Setting Up Claude Code for Enterprise Teams
Rolling Claude Code out to an enterprise team isn't just an IT ticket. Auth, data handling, governance, cost controls, and rollout strategy — what you actually need to sort out before flipping the switch.
Arc 2 starts today. For the next seven days I’m going deep on Claude Code — how I use it, where it works, where it doesn’t, and how to deploy it responsibly in enterprise contexts.
Let’s start at the beginning: getting it set up properly for a team.
This is where most rollouts go wrong. An engineer discovers Claude Code, starts using it personally, it’s great, they tell the team, someone creates a shared account, and six weeks later the security team finds out and asks uncomfortable questions.
The right way to do this is boring but important.
What Enterprise Setup Actually Involves
Rolling out Claude Code at enterprise scale touches four distinct concerns. Most teams nail one or two and skip the others.
Authentication and access control Data handling and security posture Cost management and rate limits Governance and acceptable use
Each one has real decisions in it. Let me go through them.
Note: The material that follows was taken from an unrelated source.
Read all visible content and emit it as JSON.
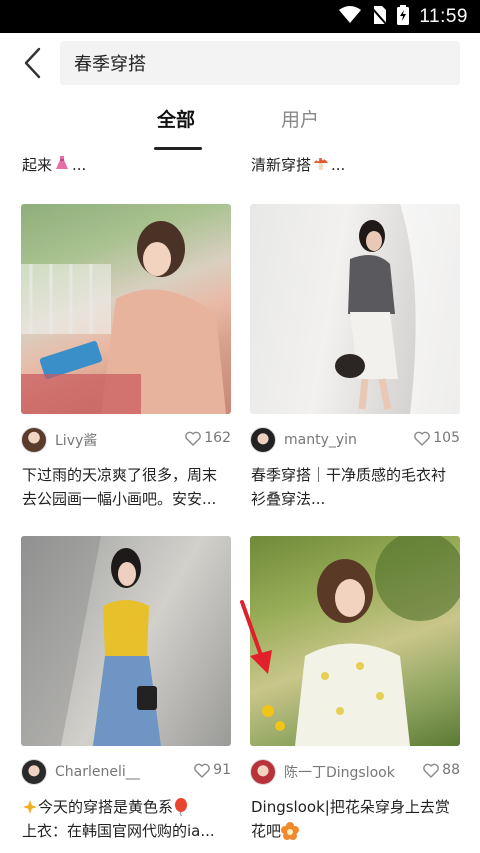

Authentication and Access Control
At the individual level, Claude Code authenticates via API key. In an enterprise context, you don’t want individual engineers managing their own API keys scattered across machines and environment files.
What you want instead:
Centralised key management. API keys should be provisioned through a secrets manager — AWS Secrets Manager, Azure Key Vault, HashiCorp Vault — not hardcoded into developer environments. If someone leaves, you rotate one key in one place, not hunt down keys across twenty laptops.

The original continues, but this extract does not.